Indeed, the Earl of Essex paid Shakespeare to present Richard the Second the night before a proposed rebellion against Queen Elizabeth in order to spark an uprising. The playwright was thrown in front of a Star Chamber for this but let off after what must have been the performance of his life.
So you have a play of political dynamite here. But it is also a play about inner turmoil as actor David Tennant’s Richard- fey, cunning, vain with his beautiful robes and his silver painted fingernails – is usurped by tough guy Henry Bolingbroke.

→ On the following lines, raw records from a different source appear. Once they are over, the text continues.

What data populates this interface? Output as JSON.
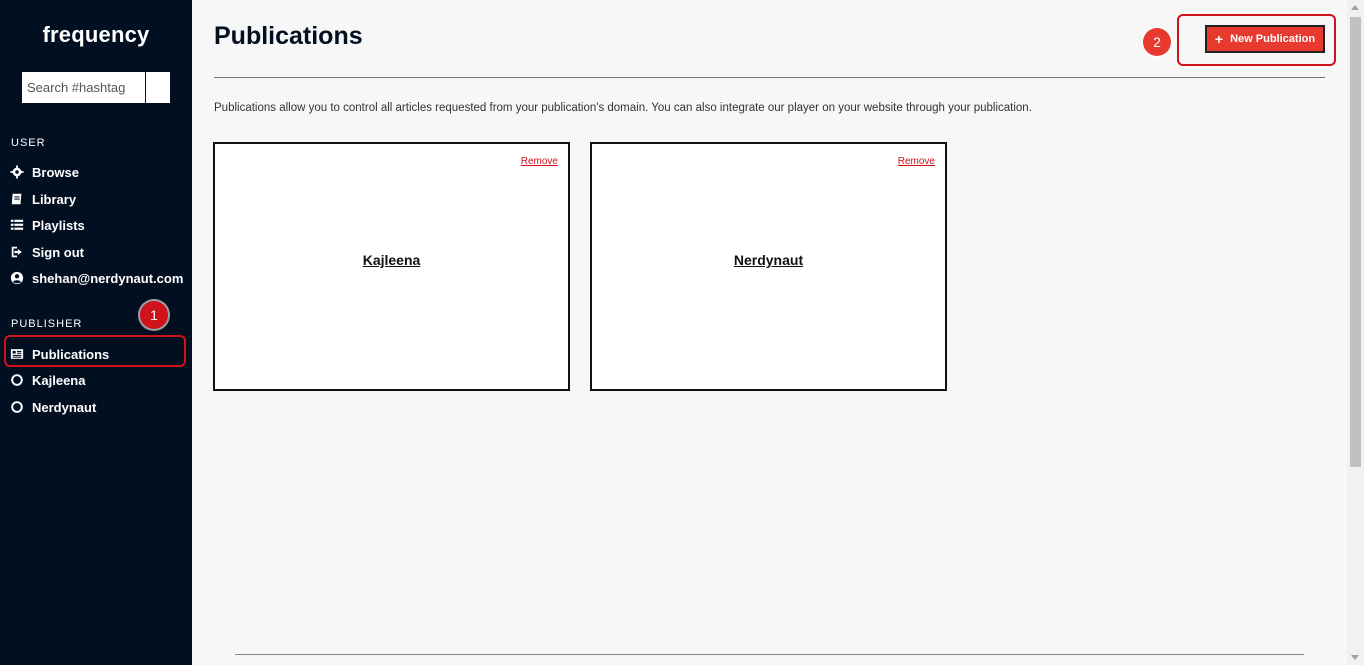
{
  "brand": {
    "name_part1": "freq",
    "name_part2": "uency"
  },
  "search": {
    "placeholder": "Search #hashtag"
  },
  "sidebar": {
    "user_label": "USER",
    "user_items": [
      {
        "label": "Browse",
        "icon": "gear-icon"
      },
      {
        "label": "Library",
        "icon": "book-icon"
      },
      {
        "label": "Playlists",
        "icon": "list-icon"
      },
      {
        "label": "Sign out",
        "icon": "sign-out-icon"
      },
      {
        "label": "shehan@nerdynaut.com",
        "icon": "user-circle-icon"
      }
    ],
    "publisher_label": "PUBLISHER",
    "publisher_items": [
      {
        "label": "Publications",
        "icon": "newspaper-icon"
      },
      {
        "label": "Kajleena",
        "icon": "circle-icon"
      },
      {
        "label": "Nerdynaut",
        "icon": "circle-icon"
      }
    ]
  },
  "annotations": {
    "step1": "1",
    "step2": "2"
  },
  "main": {
    "title": "Publications",
    "new_button": "New Publication",
    "description": "Publications allow you to control all articles requested from your publication's domain. You can also integrate our player on your website through your publication.",
    "cards": [
      {
        "title": "Kajleena",
        "remove": "Remove"
      },
      {
        "title": "Nerdynaut",
        "remove": "Remove"
      }
    ]
  },
  "colors": {
    "sidebar_bg": "#020f21",
    "accent": "#e8392f",
    "highlight": "#d0121b"
  }
}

Tennant reveals how the de-throned king is transformed from a glittery piece of pomp with a rock ‘n roll hairstyle to an imprisoned contemplative has-been clothed in a simple white martyr’s robe, wondering what he is, why he is and how he went from a public figure to a private man alone in a cell. There are some beautiful lines here- some of Shakespeare’s best- and Tennant delivers them with a wide eyed searching power.
His opponent, Henry, has the right to feel aggrieved having been banished and his inheritance stolen by the poppycock king. He’s played by Nigel Lindsay with gruff honesty, quick to anger but also smart enough to show mercy.

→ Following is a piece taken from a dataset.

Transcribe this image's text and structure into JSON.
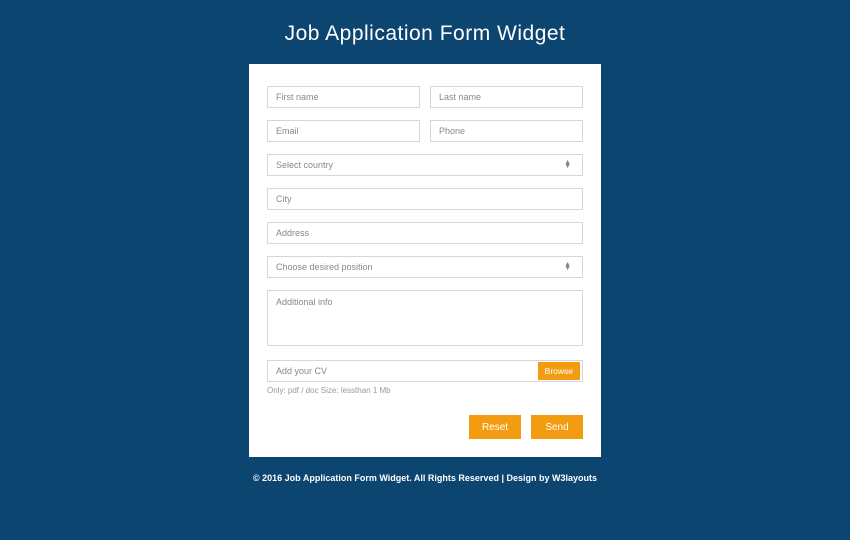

So it is hard to see these two men as Good Guy/Bad Guy. Shakespeare wrote in shades; possibly to keep safe and possibly to reveal, maybe for the first time on a London stage, how man thinks rather than how he acts.

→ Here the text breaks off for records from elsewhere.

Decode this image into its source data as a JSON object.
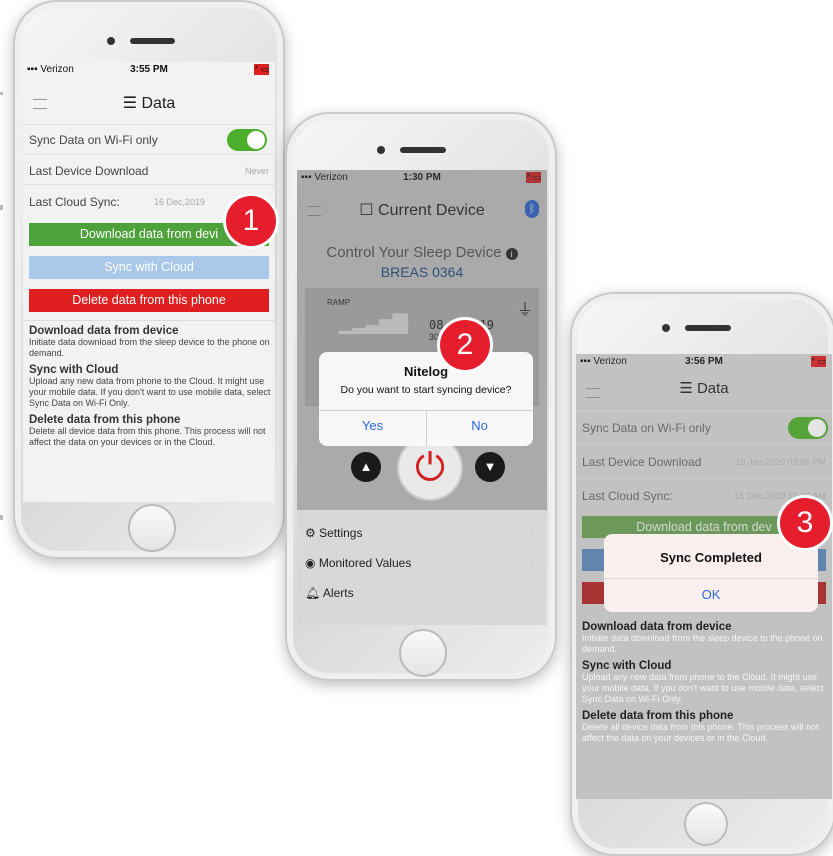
{
  "callout_badges": [
    "1",
    "2",
    "3"
  ],
  "phone1": {
    "status": {
      "carrier": "Verizon",
      "time": "3:55 PM",
      "battery": "* ▭"
    },
    "nav": {
      "title": "Data",
      "icon": "database-icon"
    },
    "rows": {
      "wifi_label": "Sync Data on Wi-Fi only",
      "download_label": "Last Device Download",
      "download_value": "Never",
      "cloud_label": "Last Cloud Sync:",
      "cloud_value": "16 Dec,2019"
    },
    "buttons": {
      "download": "Download data from devi",
      "sync": "Sync with Cloud",
      "delete": "Delete data from this phone"
    },
    "help": [
      {
        "title": "Download data from device",
        "text": "Initiate data download from the sleep device to the phone on demand."
      },
      {
        "title": "Sync with Cloud",
        "text": "Upload any new data from phone to the Cloud. It might use your mobile data. If you don't want to use mobile data, select Sync Data on Wi-Fi Only."
      },
      {
        "title": "Delete data from this phone",
        "text": "Delete all device data from this phone. This process will not affect the data on your devices or in the Cloud."
      }
    ],
    "wifi_only_on": true
  },
  "phone2": {
    "status": {
      "carrier": "Verizon",
      "time": "1:30 PM",
      "battery": "* ▭"
    },
    "nav": {
      "title": "Current Device",
      "icon": "device-icon",
      "bt_icon": "bluetooth-icon"
    },
    "control_title": "Control Your Sleep Device",
    "device_name": "BREAS 0364",
    "lcd": {
      "ramp": "RAMP",
      "date": "08-06- 19",
      "minutes": "30 MINU"
    },
    "dialog": {
      "title": "Nitelog",
      "message": "Do you want to start syncing device?",
      "yes": "Yes",
      "no": "No"
    },
    "menu": [
      {
        "label": "Settings",
        "icon": "gear-icon"
      },
      {
        "label": "Monitored Values",
        "icon": "eye-icon"
      },
      {
        "label": "Alerts",
        "icon": "bell-icon"
      }
    ]
  },
  "phone3": {
    "status": {
      "carrier": "Verizon",
      "time": "3:56 PM",
      "battery": "* ▭"
    },
    "nav": {
      "title": "Data",
      "icon": "database-icon"
    },
    "rows": {
      "wifi_label": "Sync Data on Wi-Fi only",
      "download_label": "Last Device Download",
      "download_value": "10 Jan,2020 03:56 PM",
      "cloud_label": "Last Cloud Sync:",
      "cloud_value": "16 Dec,2019 10:46 AM"
    },
    "buttons": {
      "download": "Download data from dev"
    },
    "dialog": {
      "title": "Sync Completed",
      "ok": "OK"
    },
    "help": [
      {
        "title": "Download data from device",
        "text": "Initiate data download from the sleep device to the phone on demand."
      },
      {
        "title": "Sync with Cloud",
        "text": "Upload any new data from phone to the Cloud. It might use your mobile data. If you don't want to use mobile data, select Sync Data on Wi-Fi Only."
      },
      {
        "title": "Delete data from this phone",
        "text": "Delete all device data from this phone. This process will not affect the data on your devices or in the Cloud."
      }
    ]
  }
}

There’s a tremulous and brief appearance by actress Jane Lapotaire as the grieving and confused widow, the Duchess of Gloucester, and a great performance by actor Oliver Ford Davies, recently seen at the RSC in Written on the Heart, as the vacillating and weak Duke of York who has to change sides quickly and spinelessly to save his neck.
The production, visually arresting with its vertical nuances of grey set, does fiddle with the script. Richard is seen murdered in his cell, not by a bit player but by…well, I would be telling. It changes things a tad. But then again Shakespeare wasn’t averse either to dickering with the facts. It is, in the end,a great tale and one that stays with you.